The Domaal Rajputs, also spelt Domal, and sometimes written as Doomal, are a Muslim Rajput tribe found principally in the divided district of Poonch in Jammu & Kashmir, as well as Rajouri District in Indian-administered Kashmir and Bagh District and Chikar in Azad Kashmir.

==History==
According to their traditions regarding the origin of the Domaal tribe, one account traces them as a branch of the Chib tribe of Bhimber. According to this, the Domaal descend from two brothers, Dharam Chand and Puran Chand, who belonged to the seventh generation of Raja Chib Chand. Dharam Chand, during a visit to Delhi, converted to Islam. For this action, he was excommunicated by members of his tribe.
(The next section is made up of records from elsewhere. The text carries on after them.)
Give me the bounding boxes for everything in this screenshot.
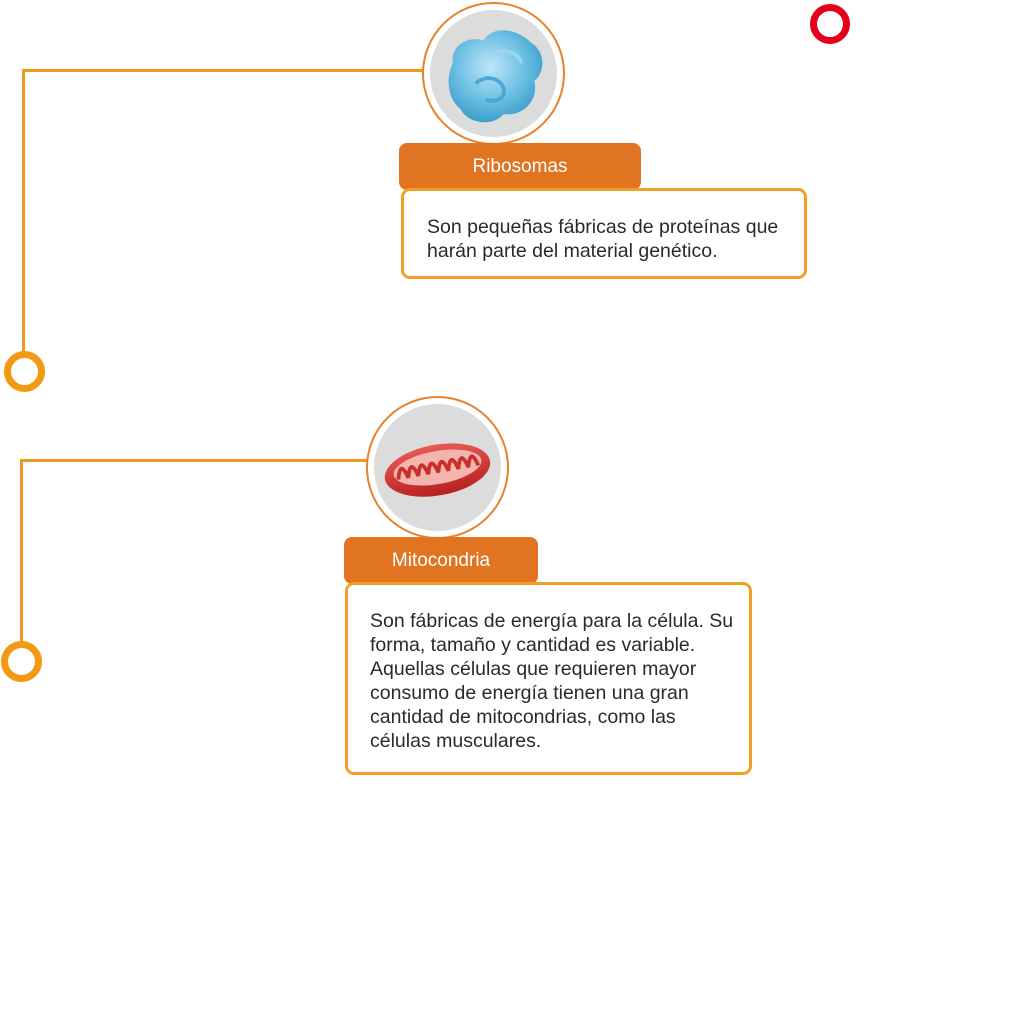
mitocondria-title: Mitocondria [344, 537, 538, 584]
ribosome-icon [448, 30, 543, 123]
timeline-node-mitocondria [1, 641, 42, 682]
mitochondria-icon [384, 443, 491, 497]
ribosomas-description-box: Son pequeñas fábricas de proteínas que h… [401, 188, 807, 279]
ribosomas-image [422, 2, 565, 145]
ribosomas-title: Ribosomas [399, 143, 641, 190]
timeline-node-red [810, 4, 850, 44]
mitocondria-description-box: Son fábricas de energía para la célula. … [345, 582, 752, 775]
mitocondria-description: Son fábricas de energía para la célula. … [370, 610, 734, 752]
mitocondria-image [366, 396, 509, 539]
ribosomas-description: Son pequeñas fábricas de proteínas que h… [427, 216, 779, 262]
timeline-node-ribosomas [4, 351, 45, 392]
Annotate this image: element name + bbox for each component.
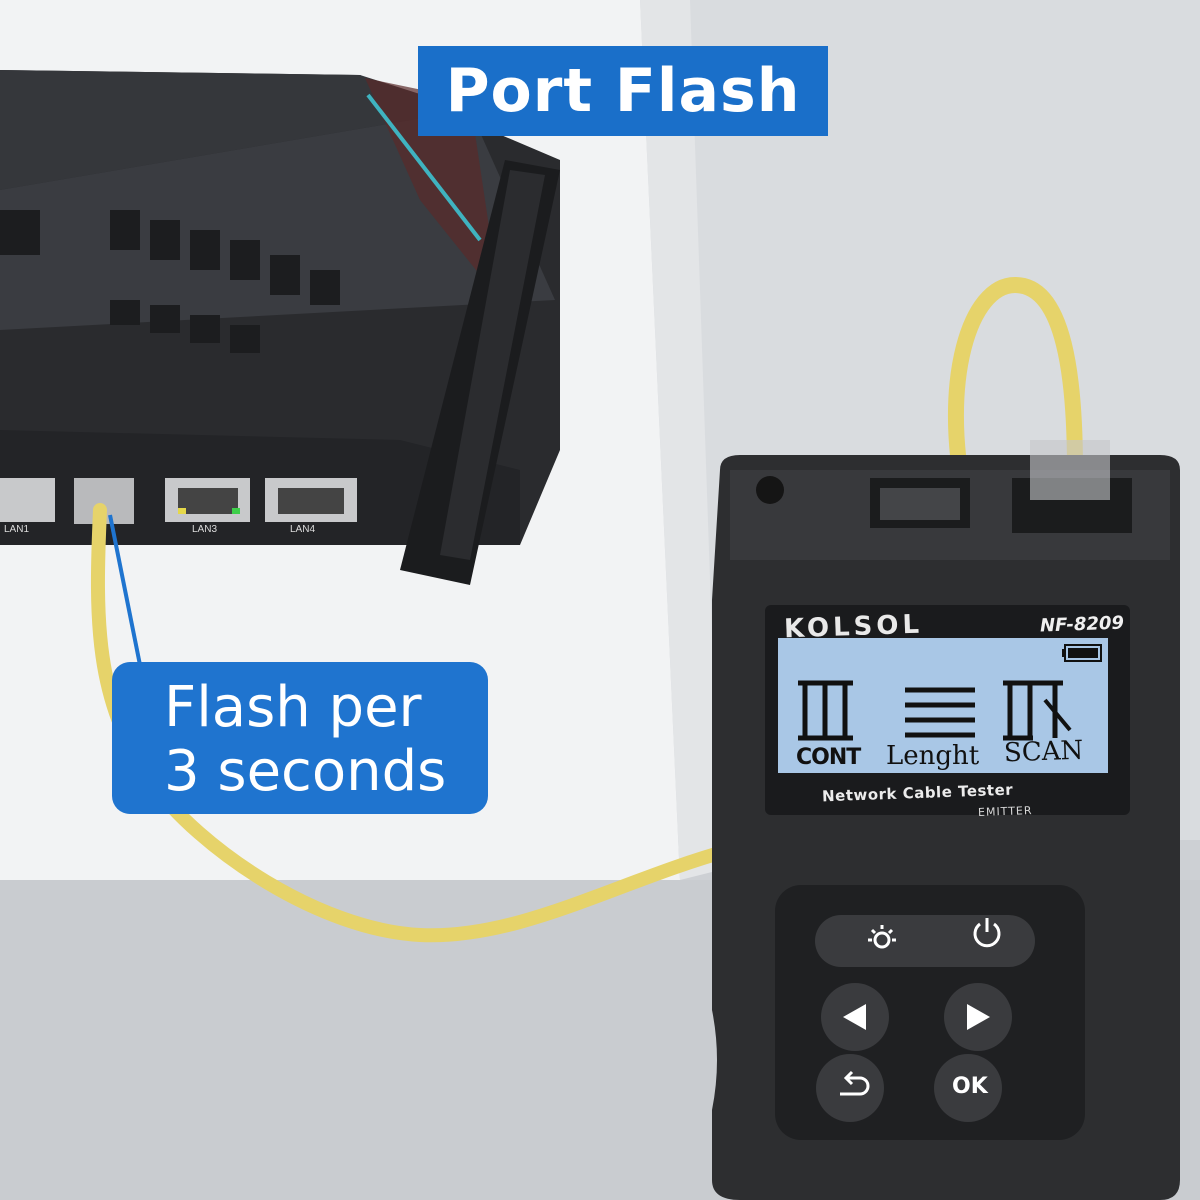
port-flash-title: Port Flash	[418, 46, 828, 136]
lcd-label-length: Lenght	[886, 741, 980, 771]
cable-tester	[712, 440, 1180, 1200]
back-icon	[840, 1070, 870, 1096]
flash-callout-line2: 3 seconds	[164, 739, 447, 804]
power-icon	[973, 918, 1001, 948]
battery-icon	[1062, 644, 1102, 662]
router	[0, 70, 560, 585]
lcd-label-scan: SCAN	[1003, 735, 1084, 769]
ok-button-label: OK	[952, 1074, 988, 1099]
left-arrow-icon	[843, 1004, 866, 1030]
flash-callout-line1: Flash per	[164, 675, 422, 740]
lcd-label-cont: CONT	[796, 745, 861, 770]
emitter-label: EMITTER	[977, 804, 1033, 819]
flash-callout: Flash per 3 seconds	[112, 662, 488, 814]
port-label-lan3: LAN3	[192, 524, 218, 535]
device-brand: KOLSOL	[783, 609, 924, 645]
light-icon	[868, 925, 896, 949]
device-model: NF-8209	[1039, 612, 1125, 637]
port-label-lan1: LAN1	[4, 524, 30, 535]
port-label-lan4: LAN4	[290, 524, 316, 535]
right-arrow-icon	[967, 1004, 990, 1030]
His younger brother, Puran Chand, was then chosen as the new chief, but he too later embraced Islam, adopting the name Dom Khan. The Domaal are the descendants of Dom Khan, with the suffix aal among Pahari Rajputs signifying descent. Raja Dom Khan migrated from Bhimber and settled in Rajouri in the village of Rajdhani. He was buried at Narrouni, a small village near Rajdhani, where Domaal Rajputs still offer prayers at his grave.
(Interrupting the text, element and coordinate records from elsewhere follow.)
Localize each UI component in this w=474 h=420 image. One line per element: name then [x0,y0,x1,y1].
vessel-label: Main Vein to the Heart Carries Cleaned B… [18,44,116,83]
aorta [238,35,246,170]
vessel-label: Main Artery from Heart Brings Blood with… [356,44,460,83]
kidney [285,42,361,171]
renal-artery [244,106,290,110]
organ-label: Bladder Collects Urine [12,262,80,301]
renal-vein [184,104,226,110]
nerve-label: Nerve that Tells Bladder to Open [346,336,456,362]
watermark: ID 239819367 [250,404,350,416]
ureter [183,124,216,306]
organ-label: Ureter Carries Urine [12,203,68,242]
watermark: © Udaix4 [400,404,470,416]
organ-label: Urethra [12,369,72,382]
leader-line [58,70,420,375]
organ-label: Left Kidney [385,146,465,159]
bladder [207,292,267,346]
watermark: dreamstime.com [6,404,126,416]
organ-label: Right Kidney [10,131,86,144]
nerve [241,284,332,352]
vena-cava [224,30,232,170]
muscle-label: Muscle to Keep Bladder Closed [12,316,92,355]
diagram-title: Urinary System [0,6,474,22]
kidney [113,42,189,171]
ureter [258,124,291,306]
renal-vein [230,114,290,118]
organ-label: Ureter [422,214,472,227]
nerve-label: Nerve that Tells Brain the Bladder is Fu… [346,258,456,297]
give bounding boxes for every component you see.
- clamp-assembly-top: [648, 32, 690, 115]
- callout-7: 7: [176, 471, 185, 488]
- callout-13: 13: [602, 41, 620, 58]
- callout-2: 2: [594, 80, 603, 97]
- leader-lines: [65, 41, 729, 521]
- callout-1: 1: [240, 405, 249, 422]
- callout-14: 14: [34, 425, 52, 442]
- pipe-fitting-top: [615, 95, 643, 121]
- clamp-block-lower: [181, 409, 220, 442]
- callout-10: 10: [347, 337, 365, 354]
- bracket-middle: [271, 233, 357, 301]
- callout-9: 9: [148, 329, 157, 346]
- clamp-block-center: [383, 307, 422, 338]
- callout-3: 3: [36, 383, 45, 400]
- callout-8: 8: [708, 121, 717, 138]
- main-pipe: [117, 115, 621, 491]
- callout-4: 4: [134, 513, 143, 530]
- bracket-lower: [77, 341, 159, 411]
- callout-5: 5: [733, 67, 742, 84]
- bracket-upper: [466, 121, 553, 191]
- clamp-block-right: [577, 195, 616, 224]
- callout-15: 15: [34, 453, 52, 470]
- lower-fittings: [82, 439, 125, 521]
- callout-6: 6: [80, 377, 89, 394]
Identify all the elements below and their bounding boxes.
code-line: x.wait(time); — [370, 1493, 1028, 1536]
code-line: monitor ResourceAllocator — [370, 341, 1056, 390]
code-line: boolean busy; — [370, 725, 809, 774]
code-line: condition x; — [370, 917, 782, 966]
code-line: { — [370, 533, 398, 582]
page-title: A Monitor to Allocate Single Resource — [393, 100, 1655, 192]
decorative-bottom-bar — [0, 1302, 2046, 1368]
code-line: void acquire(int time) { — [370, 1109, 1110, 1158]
The Doomal Rajputs reside in various villages of the Manjakote block of Rajouri and account for about 35% of the population in Rajouri district of Jammu and Kashmir. The community occupies the southwestern slopes of the Pir Panjal range. Their villages are found along the slopes of hills overlooking tributaries falling into the Poonch River and Chenab River. They are also found in the areas of Nakyal and Khuiratta in Azad Kashmir.

==Notable people==
- Shabir Khan, former MLA in the Jammu and Kashmir Legislative Assembly and Health Minister
- Sikandar Hayat Khan, former president and Prime Minister of Azad Jammu and Kashmir
- Fateh Muhammad Khan Karelvi, politician and resistance fighter, father of Sikandar.